Effie at the Pontian Lesxi is the most accommodating person I know. You won’t believe this but one time we ate, drank, had coffee and Xalva, watched the Greek news on satellite and talked for several hours only to get hungry again and start the whole process over: food, beers etc. Try that at your local Applebees.
During one of our Lesxi outtings, one asks the question: “if you could pick another profession what would it be?” I hear Greek singer, bouzouki player, soccer player etc. Nonsense I say. I want to be a food writer like Anthony Bourdain. Look up dream job and his name has to be at the top of the list. He travels the world, eats the finest food and drinks the best wine and discusses… … politics, soccer and music with real politicians, soccer player and musicians and gets paid for it.

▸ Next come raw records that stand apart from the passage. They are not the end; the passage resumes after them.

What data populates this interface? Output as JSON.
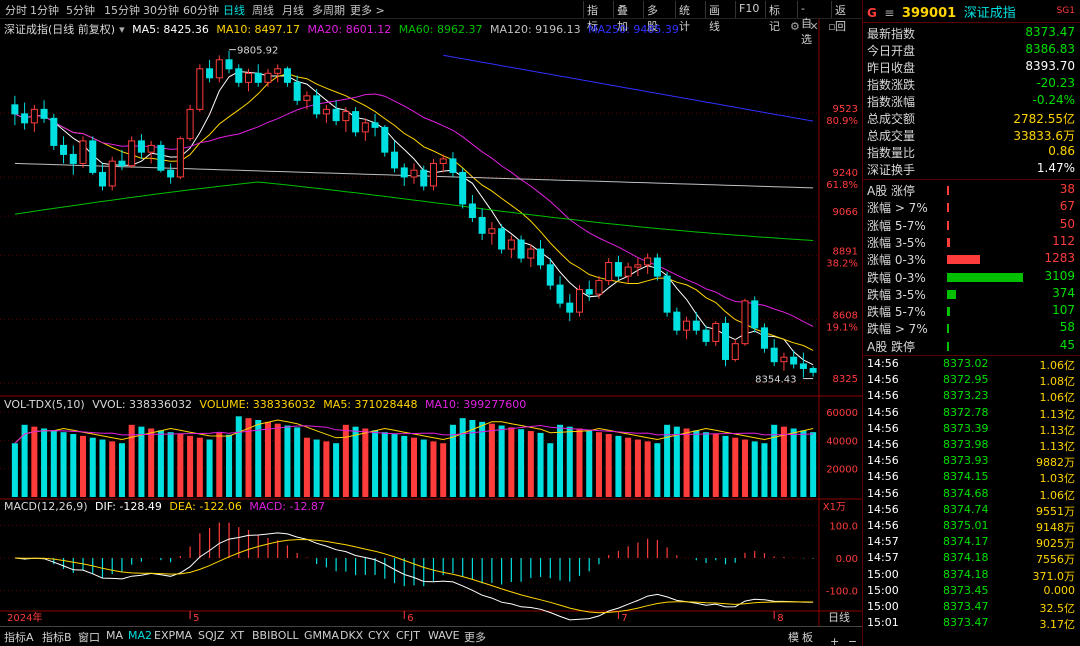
{
  "topbar": {
    "timeframes": [
      "分时",
      "1分钟",
      "5分钟",
      "15分钟",
      "30分钟",
      "60分钟",
      "日线",
      "周线",
      "月线",
      "多周期",
      "更多 >"
    ],
    "active_tf": "日线",
    "tools": [
      "指标",
      "叠加",
      "多股",
      "统计",
      "画线",
      "F10",
      "标记",
      "-自选",
      "返回"
    ]
  },
  "main_legend": {
    "name": "深证成指(日线 前复权)",
    "ma5": "MA5: 8425.36",
    "ma10": "MA10: 8497.17",
    "ma20": "MA20: 8601.12",
    "ma60": "MA60: 8962.37",
    "ma120": "MA120: 9196.13",
    "ma250": "MA250: 9485.39"
  },
  "vol_legend": {
    "name": "VOL-TDX(5,10)",
    "vvol": "VVOL: 338336032",
    "volume": "VOLUME: 338336032",
    "ma5": "MA5: 371028448",
    "ma10": "MA10: 399277600"
  },
  "macd_legend": {
    "name": "MACD(12,26,9)",
    "dif": "DIF: -128.49",
    "dea": "DEA: -122.06",
    "macd": "MACD: -12.87"
  },
  "price_axis": [
    "9523",
    "80.9%",
    "9240",
    "61.8%",
    "9066",
    "8891",
    "38.2%",
    "8608",
    "19.1%",
    "8325"
  ],
  "vol_axis": [
    "60000",
    "40000",
    "20000",
    "X1万"
  ],
  "macd_axis": [
    "100.0",
    "0.00",
    "-100.0"
  ],
  "annotations": {
    "high": "9805.92",
    "low": "8354.43"
  },
  "date_labels": [
    "2024年",
    "5",
    "6",
    "7",
    "8"
  ],
  "right_panel": {
    "code": "399001",
    "name": "深证成指",
    "badge": "SG1",
    "quote": [
      {
        "label": "最新指数",
        "value": "8373.47",
        "cls": "green"
      },
      {
        "label": "今日开盘",
        "value": "8386.83",
        "cls": "green"
      },
      {
        "label": "昨日收盘",
        "value": "8393.70",
        "cls": "white"
      },
      {
        "label": "指数涨跌",
        "value": "-20.23",
        "cls": "green"
      },
      {
        "label": "指数涨幅",
        "value": "-0.24%",
        "cls": "green"
      },
      {
        "label": "总成交额",
        "value": "2782.55亿",
        "cls": "yellow"
      },
      {
        "label": "总成交量",
        "value": "33833.6万",
        "cls": "yellow"
      },
      {
        "label": "指数量比",
        "value": "0.86",
        "cls": "yellow"
      },
      {
        "label": "深证换手",
        "value": "1.47%",
        "cls": "white"
      }
    ],
    "breadth_up": [
      {
        "label": "A股 涨停",
        "value": "38"
      },
      {
        "label": "涨幅 > 7%",
        "value": "67"
      },
      {
        "label": "涨幅 5-7%",
        "value": "50"
      },
      {
        "label": "涨幅 3-5%",
        "value": "112"
      },
      {
        "label": "涨幅 0-3%",
        "value": "1283"
      }
    ],
    "breadth_down": [
      {
        "label": "跌幅 0-3%",
        "value": "3109"
      },
      {
        "label": "跌幅 3-5%",
        "value": "374"
      },
      {
        "label": "跌幅 5-7%",
        "value": "107"
      },
      {
        "label": "跌幅 > 7%",
        "value": "58"
      },
      {
        "label": "A股 跌停",
        "value": "45"
      }
    ],
    "ticks": [
      {
        "time": "14:56",
        "price": "8373.02",
        "vol": "1.06亿"
      },
      {
        "time": "14:56",
        "price": "8372.95",
        "vol": "1.08亿"
      },
      {
        "time": "14:56",
        "price": "8373.23",
        "vol": "1.06亿"
      },
      {
        "time": "14:56",
        "price": "8372.78",
        "vol": "1.13亿"
      },
      {
        "time": "14:56",
        "price": "8373.39",
        "vol": "1.13亿"
      },
      {
        "time": "14:56",
        "price": "8373.98",
        "vol": "1.13亿"
      },
      {
        "time": "14:56",
        "price": "8373.93",
        "vol": "9882万"
      },
      {
        "time": "14:56",
        "price": "8374.15",
        "vol": "1.03亿"
      },
      {
        "time": "14:56",
        "price": "8374.68",
        "vol": "1.06亿"
      },
      {
        "time": "14:56",
        "price": "8374.74",
        "vol": "9551万"
      },
      {
        "time": "14:56",
        "price": "8375.01",
        "vol": "9148万"
      },
      {
        "time": "14:57",
        "price": "8374.17",
        "vol": "9025万"
      },
      {
        "time": "14:57",
        "price": "8374.18",
        "vol": "7556万"
      },
      {
        "time": "15:00",
        "price": "8374.18",
        "vol": "371.0万"
      },
      {
        "time": "15:00",
        "price": "8373.45",
        "vol": "0.000"
      },
      {
        "time": "15:00",
        "price": "8373.47",
        "vol": "32.5亿"
      },
      {
        "time": "15:01",
        "price": "8373.47",
        "vol": "3.17亿"
      }
    ]
  },
  "bottom_tabs": [
    "指标A",
    "指标B",
    "窗口",
    "MA",
    "MA2",
    "EXPMA",
    "SQJZ",
    "XT",
    "BBIBOLL",
    "GMMA",
    "DKX",
    "CYX",
    "CFJT",
    "WAVE",
    "更多"
  ],
  "bottom_right": {
    "mo": "模",
    "ban": "板",
    "dayline": "日线",
    "plus": "+",
    "minus": "−"
  },
  "colors": {
    "up": "#ff3c3c",
    "down": "#00e0e0",
    "ma5": "#ffffff",
    "ma10": "#ffd400",
    "ma20": "#e020e0",
    "ma60": "#00c000",
    "ma120": "#c0c0c0",
    "ma250": "#3030ff"
  },
  "chart_data": {
    "type": "candlestick",
    "series_note": "daily candles, 深证成指, approximate OHLC",
    "candles": [
      [
        9560,
        9600,
        9470,
        9520
      ],
      [
        9520,
        9570,
        9450,
        9480
      ],
      [
        9480,
        9560,
        9440,
        9540
      ],
      [
        9540,
        9580,
        9480,
        9500
      ],
      [
        9500,
        9520,
        9360,
        9380
      ],
      [
        9380,
        9420,
        9300,
        9340
      ],
      [
        9340,
        9380,
        9250,
        9300
      ],
      [
        9300,
        9420,
        9280,
        9400
      ],
      [
        9400,
        9420,
        9250,
        9260
      ],
      [
        9260,
        9300,
        9180,
        9200
      ],
      [
        9200,
        9330,
        9180,
        9310
      ],
      [
        9310,
        9360,
        9270,
        9290
      ],
      [
        9290,
        9420,
        9280,
        9400
      ],
      [
        9400,
        9430,
        9320,
        9350
      ],
      [
        9350,
        9400,
        9300,
        9380
      ],
      [
        9380,
        9400,
        9260,
        9270
      ],
      [
        9270,
        9300,
        9210,
        9240
      ],
      [
        9240,
        9420,
        9230,
        9410
      ],
      [
        9410,
        9560,
        9400,
        9540
      ],
      [
        9540,
        9740,
        9530,
        9720
      ],
      [
        9720,
        9760,
        9660,
        9680
      ],
      [
        9680,
        9780,
        9660,
        9760
      ],
      [
        9760,
        9800,
        9700,
        9720
      ],
      [
        9720,
        9740,
        9640,
        9660
      ],
      [
        9660,
        9720,
        9620,
        9700
      ],
      [
        9700,
        9740,
        9640,
        9660
      ],
      [
        9660,
        9720,
        9640,
        9700
      ],
      [
        9700,
        9740,
        9660,
        9720
      ],
      [
        9720,
        9730,
        9640,
        9660
      ],
      [
        9660,
        9690,
        9560,
        9580
      ],
      [
        9580,
        9620,
        9540,
        9600
      ],
      [
        9600,
        9630,
        9500,
        9520
      ],
      [
        9520,
        9560,
        9480,
        9540
      ],
      [
        9540,
        9580,
        9470,
        9490
      ],
      [
        9490,
        9550,
        9440,
        9530
      ],
      [
        9530,
        9550,
        9420,
        9440
      ],
      [
        9440,
        9500,
        9400,
        9480
      ],
      [
        9480,
        9520,
        9420,
        9460
      ],
      [
        9460,
        9470,
        9330,
        9350
      ],
      [
        9350,
        9400,
        9260,
        9280
      ],
      [
        9280,
        9300,
        9200,
        9240
      ],
      [
        9240,
        9300,
        9210,
        9270
      ],
      [
        9270,
        9290,
        9180,
        9200
      ],
      [
        9200,
        9320,
        9180,
        9300
      ],
      [
        9300,
        9340,
        9260,
        9320
      ],
      [
        9320,
        9350,
        9240,
        9260
      ],
      [
        9260,
        9280,
        9100,
        9120
      ],
      [
        9120,
        9160,
        9040,
        9060
      ],
      [
        9060,
        9100,
        8960,
        8990
      ],
      [
        8990,
        9040,
        8940,
        9010
      ],
      [
        9010,
        9030,
        8900,
        8920
      ],
      [
        8920,
        8980,
        8880,
        8960
      ],
      [
        8960,
        8980,
        8860,
        8880
      ],
      [
        8880,
        8940,
        8840,
        8920
      ],
      [
        8920,
        8960,
        8830,
        8850
      ],
      [
        8850,
        8880,
        8740,
        8760
      ],
      [
        8760,
        8800,
        8660,
        8680
      ],
      [
        8680,
        8720,
        8600,
        8640
      ],
      [
        8640,
        8760,
        8620,
        8740
      ],
      [
        8740,
        8780,
        8690,
        8720
      ],
      [
        8720,
        8800,
        8700,
        8780
      ],
      [
        8780,
        8880,
        8760,
        8860
      ],
      [
        8860,
        8890,
        8780,
        8800
      ],
      [
        8800,
        8860,
        8770,
        8840
      ],
      [
        8840,
        8880,
        8800,
        8850
      ],
      [
        8850,
        8900,
        8810,
        8880
      ],
      [
        8880,
        8900,
        8780,
        8800
      ],
      [
        8800,
        8820,
        8620,
        8640
      ],
      [
        8640,
        8660,
        8540,
        8560
      ],
      [
        8560,
        8620,
        8520,
        8600
      ],
      [
        8600,
        8640,
        8540,
        8560
      ],
      [
        8560,
        8580,
        8490,
        8510
      ],
      [
        8510,
        8600,
        8490,
        8590
      ],
      [
        8590,
        8620,
        8400,
        8430
      ],
      [
        8430,
        8520,
        8420,
        8500
      ],
      [
        8500,
        8700,
        8490,
        8690
      ],
      [
        8690,
        8710,
        8550,
        8570
      ],
      [
        8570,
        8590,
        8460,
        8480
      ],
      [
        8480,
        8520,
        8400,
        8420
      ],
      [
        8420,
        8460,
        8380,
        8440
      ],
      [
        8440,
        8470,
        8390,
        8410
      ],
      [
        8410,
        8460,
        8350,
        8390
      ],
      [
        8390,
        8400,
        8354,
        8373
      ]
    ]
  }
}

I get this tap on my shoulder. “Hey Costa, how are you”? and it’s Ted Kostans. After the quick hellos we start talking about our community when the discussion leads to Cosmos Philly. “What’s that”? I ask and like a fine rug salesman in Armenia trying to sell you an overpriced rug in a flash he pulls out his laptop and starts explaining what Cosmos Philly is all about. Nice, I thought to myself. “Do you have a food blogger”?
“No” he replies “Are you interested in doing it”?
I take a deep breath and think to myself “I can be the Greek Anthony Bourdain. I can travel to France, Belgium and Argentina; where at wineries I can pick up a glass of Cabernet Sauvignon take a sip and say “earthy, full of aroma and richness” and then head out to the best restaurant for some foit gras and sauturn, I can be famous, write a book and spend May, June July and August in Mykonos I’M IN! When do I fly first class to Europe?” I don’t think so, is Ted’s reply.
Instead of Parisian cafes you will be writing about local diners and pizzerias. I want you to write something about the Greeks who own hot dog carts in the city and the Greek pizza joints. Look beyond the food and tell us who these people are and what drives them; explore the local food scene, look at how the economy has impacted their businesses and what they have done to adapt. Look into where they eat once they leave their restaurants and pizza shops. Give us some insight on the Greek distributors of the area.
Food says a story about our people and we want to know what that story is.
So here we are, you, me “Fagopoti” and Cosmos Philly.